On October 1, 2019, DCH Health Systems suffered a ransomware infection at three hospitals that forced them to turn away non-critical patients. The attack continued to impact hospital operations for 10 days. By January 2020, it was reported that a class-action lawsuit had been filed against the organization claiming that DHC did not have the proper security system in place to prevent data breaches and cyber-attacks.
Blocking ransomware is your responsibility:
Ransomware attacks disrupt access to critical files by encrypting them until a sum of money is paid. Roughly 80% of these attacks get in through email, more in healthcare. Depending on the nature of the ransomware programming, it can shut down clinics, departments, facilities and regional systems.
It’s not just the delays in care during an attack that cause problems for patients. Research shows that the way a hospital recovers from an attack can greatly affect the care of critical heart patients.
During the course of the DHC ransomware attack, the facilities had to turn away patients and ambulances for several days. No new patients were admitted. Critical patients were stabilized before being sent elsewhere. Patients “had their medical care and treatment, as well as their daily lives, disrupted”. Care was delayed as they were forced to seek alternative care elsewhere.
DHC stated that no medical records were impacted by the attack and were able to assist with critical patients. Upon discovering the breach, they worked with appropriate authorities to protect patients and recover while posting notices and updates. However, the suit claims that DHC breached its obligations to patients by “failing to properly maintain and safeguard its computer systems and data.”
Healthcare privacy regulations, such as HIPAA or the HIA, hold clinics accountable for taking necessary steps to prevent privacy breaches. If a breach is reported in your clinic and the investigation shows proper precautions weren’t taken, liability falls to those in charge.
The public is holding insecure organizations accountable
DCH is not the first healthcare organization to be sued after failing to prevent a privacy breach.
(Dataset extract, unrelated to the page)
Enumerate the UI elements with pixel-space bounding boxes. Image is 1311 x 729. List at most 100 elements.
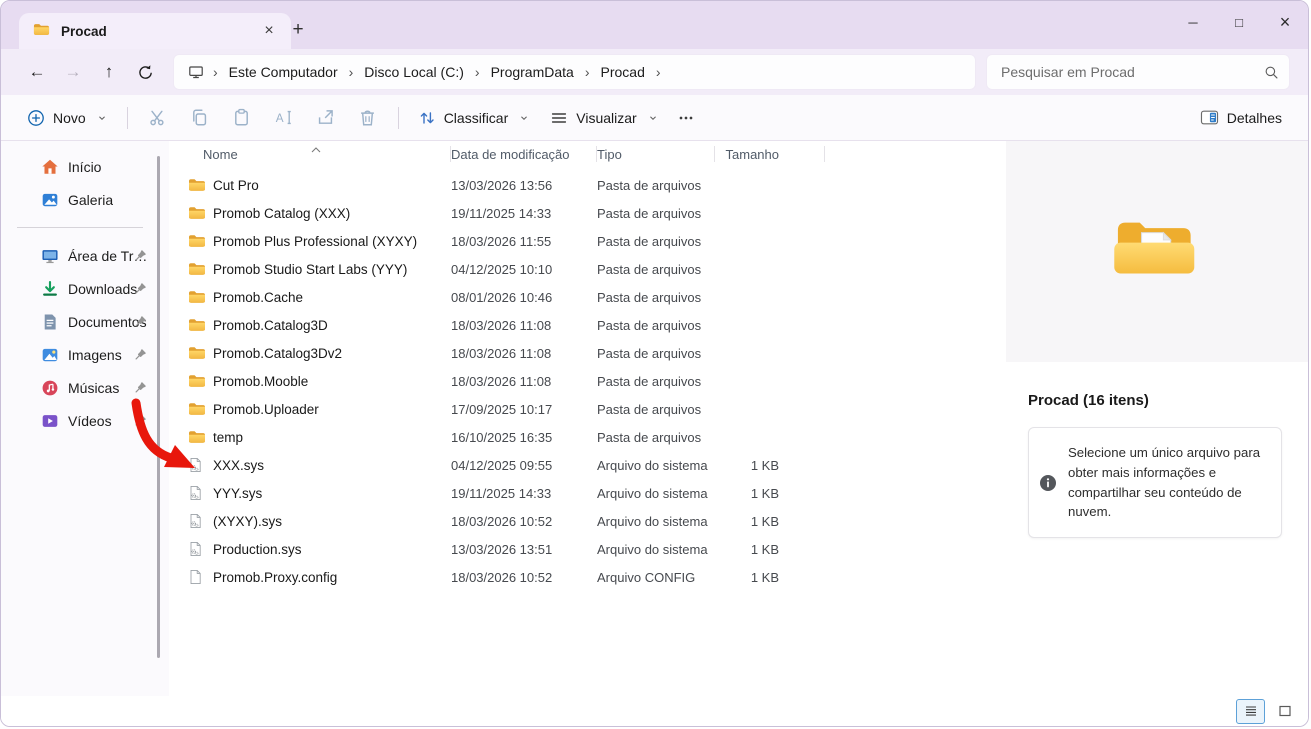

Another case was filed in September, 2019 after Campbell County Memorial Hospital was hit with a cyber attack that caused the shut down of its computers, affecting the main hospital and numerous clinics. A cyber attack on Solara Medical Supplies that lasted months drew a suit citing a lack of adequate security measures. After Kalispell Regional Healthcare suffered a phishing attack in which it was determined that the attackers potentially accessed patient records, a class-action lawsuit was filed against them as well.
The number of claims that are brought to court regarding clinics/healthcare organizations failing to protect patient information is now starting to grow. It is critical that you train staff appropriately and implement the correct safeguards to protect the patient information in your care from any potential attacks or intrusions by cyber criminals.